Sucedió en 2019. E estaba en el séptimo u octavo día de hospitalización por la peor neumonía de la historia natural de su EPOC. Yo lo cuidaba. En el cuarto en el que estábamos no se podía saber qué hora era. En algún momento, Ednodio dijo que no sabía si podría volver a escribir. Yo pensé que había que disponerlo todo ahí mismo, de manera que lo que ahí había sirviera para ponerse a escribir. La silla de ruedas, entonces, fue simplemente silla, y la mesita de comer, también con ruedas, escritorio. Ednodio se sentó. Yo acerqué la mesa y puse sobre ella lo demás: una Moleskine de bolsillo y un lápiz. Era palpable la torpeza en los movimientos del cuerpo de E, que estaba recordando cómo hacer las cosas de nuevo. Los primeros trazos fueron un fiasco, completamente ilegibles. Yo le rodeé firmemente la mano, le imprimí algo de fuerza en los dedos para que sujetaran mejor el lápiz, sin miedo. Y lo solté.

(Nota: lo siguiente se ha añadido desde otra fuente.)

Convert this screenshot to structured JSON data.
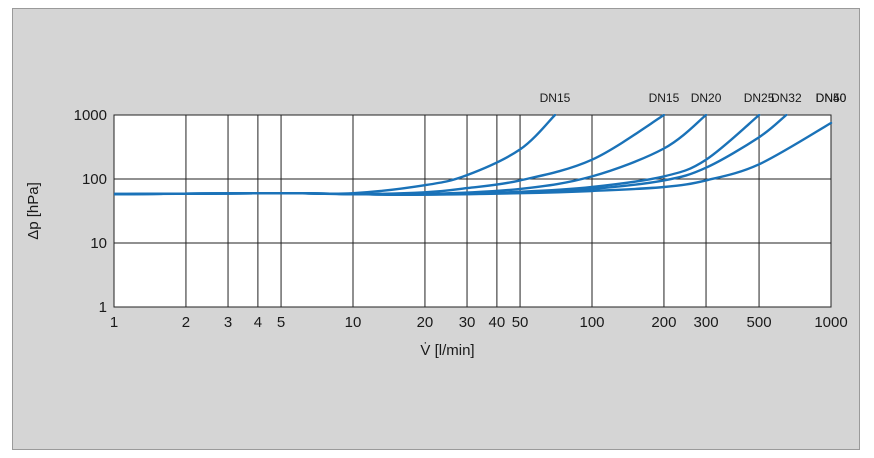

Eso fue todo. Un contacto de mano y mano, brevísimo, que contiene a la vez todas las formas de afecto compartidas en la extensión temporal de nuestro vínculo: el cuidado, el amor, la amistad, la confianza, el respeto, la solidaridad y hasta la crítica. Últimamente he pensado que, conforme pasa el tiempo, en las relaciones se va creando una especie de economía del código entre los involucrados. Y que cuanto más añejas las relaciones, más económicas se vuelven. Basta mirarse o basta un gesto, como ese, para entender todo lo demás. Aquel gesto es el símbolo económico del apoyo mutuo que nos dimos, y que nos seguimos dando al día de hoy. No sé si alguno de los dos sabía eso entonces. Y no importa. Lo sabemos ahora.
Rosbelis Rodríguez, Mérida, febrero de 2025.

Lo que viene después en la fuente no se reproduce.